American entrepreneur

William Erbey is an American businessman and the founder of Ocwen Financial Corporation. Erbey made billions during the subprime mortgage crisis by positioning Ocwen to take advantage of larger banks leaving the market; however, he later lost much of his wealth amid allegations of frequent legal violations and conflicts of interest by the company. In 2014, these conflicts of interest led to Erbey's resignation from Ocwen's board as part of a settlement with the New York Department of Financial Services.

==Ocwen Financial Corporation==
Erbey was the founder of Ocwen Financial Corporation, a mortgage services company that made large amounts of money during the subprime mortgage crisis.
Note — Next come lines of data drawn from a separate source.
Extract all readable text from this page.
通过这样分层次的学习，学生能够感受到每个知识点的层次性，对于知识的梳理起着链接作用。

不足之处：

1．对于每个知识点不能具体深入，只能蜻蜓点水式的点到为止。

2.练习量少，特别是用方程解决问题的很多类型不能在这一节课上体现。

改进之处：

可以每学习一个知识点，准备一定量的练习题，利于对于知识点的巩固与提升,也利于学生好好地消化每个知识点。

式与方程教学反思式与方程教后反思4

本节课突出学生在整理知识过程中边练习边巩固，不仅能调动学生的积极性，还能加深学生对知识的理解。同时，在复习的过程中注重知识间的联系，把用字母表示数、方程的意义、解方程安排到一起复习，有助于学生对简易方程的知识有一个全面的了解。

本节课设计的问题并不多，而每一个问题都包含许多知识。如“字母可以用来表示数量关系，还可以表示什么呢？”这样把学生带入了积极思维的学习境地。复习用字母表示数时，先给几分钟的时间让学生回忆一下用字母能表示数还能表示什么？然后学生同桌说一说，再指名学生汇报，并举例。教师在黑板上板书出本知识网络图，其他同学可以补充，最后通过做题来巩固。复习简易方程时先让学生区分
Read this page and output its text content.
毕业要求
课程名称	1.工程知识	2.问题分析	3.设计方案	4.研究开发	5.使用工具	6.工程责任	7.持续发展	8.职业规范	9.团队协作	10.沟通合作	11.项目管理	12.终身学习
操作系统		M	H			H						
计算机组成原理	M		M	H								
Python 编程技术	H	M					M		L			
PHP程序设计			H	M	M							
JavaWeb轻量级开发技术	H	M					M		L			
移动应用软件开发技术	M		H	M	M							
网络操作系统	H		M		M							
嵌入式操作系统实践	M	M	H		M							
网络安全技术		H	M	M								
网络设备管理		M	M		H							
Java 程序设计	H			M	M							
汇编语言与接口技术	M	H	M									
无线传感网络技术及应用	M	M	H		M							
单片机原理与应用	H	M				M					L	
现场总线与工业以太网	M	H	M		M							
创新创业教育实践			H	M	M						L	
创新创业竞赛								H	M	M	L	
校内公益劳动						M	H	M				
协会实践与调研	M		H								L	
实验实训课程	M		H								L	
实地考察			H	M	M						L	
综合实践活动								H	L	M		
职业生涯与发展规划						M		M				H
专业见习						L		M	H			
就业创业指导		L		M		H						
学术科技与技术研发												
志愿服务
In 2014, he stepped down as board chairman as part of a settlement with the New York Department of Financial Services, and resigned from positions at several related companies, over what the New York regulator called "serious conflicts of interest." Erbey chaired, and was the largest stakeholder for, four companies which had close business relationships with Ocwen; by directing default-related business to these companies. Erbey was able to profit by putting borrowers in default used backdated letters to borrowers to make it appear as if they had not replied in the required timeframe. The company subsequently violated over a thousand of its other legal obligations. As part of his resignation, Erbey received a lump-sum payment of $1.2 million dollars from Ocwen.

Erbey has attributed what happened to his company to a "concerted smear campaign" by PIMCO and BlackRock, which he sued in 2017.